The vulnerability allows for Cross-Site-Scripting attacks through confirmation prompts used in the content deletion process. The exploitation requires an attacker to have at least submission privileges (such as a speaker) and relies on someone else attempting to delete the malicious content. The vulnerability is tracked as CWE-79 (Improper Neutralization of Input During Web Page Generation) with a CVSS v3.1 Base Score of 5.4 MEDIUM (CVSS:3.1/AV:N/AC:L/PR:L/UI:R/S:C/C:L/I:L/A:N) (NVD).

If successfully exploited, an attacker could execute arbitrary script code in a victim's web browser within the context of the compromised interface. The risk is particularly significant when combined with social engineering tactics that could direct victims toward the malicious content.

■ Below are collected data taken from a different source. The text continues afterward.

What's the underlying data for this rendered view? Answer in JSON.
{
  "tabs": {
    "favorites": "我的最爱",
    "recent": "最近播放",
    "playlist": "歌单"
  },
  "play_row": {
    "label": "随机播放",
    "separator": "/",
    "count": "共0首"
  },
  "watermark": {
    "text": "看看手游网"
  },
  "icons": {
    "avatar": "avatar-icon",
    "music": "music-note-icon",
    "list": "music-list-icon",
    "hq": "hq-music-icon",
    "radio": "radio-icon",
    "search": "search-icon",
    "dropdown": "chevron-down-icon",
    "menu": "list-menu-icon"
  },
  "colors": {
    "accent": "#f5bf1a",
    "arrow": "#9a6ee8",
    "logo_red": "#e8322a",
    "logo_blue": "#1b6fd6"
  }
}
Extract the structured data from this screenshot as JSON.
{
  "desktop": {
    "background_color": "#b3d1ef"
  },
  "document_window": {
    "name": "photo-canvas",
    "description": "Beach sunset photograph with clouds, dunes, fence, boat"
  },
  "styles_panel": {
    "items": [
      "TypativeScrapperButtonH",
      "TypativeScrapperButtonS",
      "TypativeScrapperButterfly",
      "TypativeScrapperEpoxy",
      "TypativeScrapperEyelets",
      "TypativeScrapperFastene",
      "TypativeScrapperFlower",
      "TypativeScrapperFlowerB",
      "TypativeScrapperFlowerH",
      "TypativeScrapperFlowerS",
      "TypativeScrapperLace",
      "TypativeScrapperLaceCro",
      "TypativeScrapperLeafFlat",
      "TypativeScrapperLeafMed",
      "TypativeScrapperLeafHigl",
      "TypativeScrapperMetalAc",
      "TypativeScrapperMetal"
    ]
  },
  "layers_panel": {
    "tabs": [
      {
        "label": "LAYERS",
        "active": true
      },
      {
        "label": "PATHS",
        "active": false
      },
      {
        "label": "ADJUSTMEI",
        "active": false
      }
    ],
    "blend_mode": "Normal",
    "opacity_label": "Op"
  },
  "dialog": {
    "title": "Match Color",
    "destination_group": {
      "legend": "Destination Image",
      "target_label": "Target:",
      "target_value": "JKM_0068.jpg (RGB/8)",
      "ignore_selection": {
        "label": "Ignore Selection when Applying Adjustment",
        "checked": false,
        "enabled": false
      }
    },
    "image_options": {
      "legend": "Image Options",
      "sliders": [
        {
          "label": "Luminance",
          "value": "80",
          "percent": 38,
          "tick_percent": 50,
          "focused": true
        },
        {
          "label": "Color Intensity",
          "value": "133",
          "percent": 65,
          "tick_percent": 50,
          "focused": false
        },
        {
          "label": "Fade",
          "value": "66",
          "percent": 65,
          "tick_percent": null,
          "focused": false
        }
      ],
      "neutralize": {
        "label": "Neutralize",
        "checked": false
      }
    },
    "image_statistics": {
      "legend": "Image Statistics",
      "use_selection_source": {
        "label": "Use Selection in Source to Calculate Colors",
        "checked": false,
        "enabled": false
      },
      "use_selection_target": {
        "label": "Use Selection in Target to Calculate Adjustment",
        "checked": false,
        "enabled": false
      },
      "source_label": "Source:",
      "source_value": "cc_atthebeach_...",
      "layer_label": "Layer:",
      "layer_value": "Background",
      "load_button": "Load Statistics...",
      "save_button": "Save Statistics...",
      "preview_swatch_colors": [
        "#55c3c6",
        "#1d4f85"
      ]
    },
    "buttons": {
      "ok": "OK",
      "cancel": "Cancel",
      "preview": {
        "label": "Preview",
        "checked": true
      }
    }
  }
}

This is especially concerning for conferences conducting Call for Abstracts, where external speakers (who may not be fully trusted) are actively invited to submit content (GitHub Advisory).

The primary mitigation is to update to Indico version 3.2.6 or later. For users who cannot immediately upgrade, the recommended workaround is to only allow trustworthy users to manage categories, create events, or upload materials (submission privileges on a contribution/event). However, this workaround may not be practical for conferences with Call for Abstracts features where external speakers need submission access (GitHub Advisory).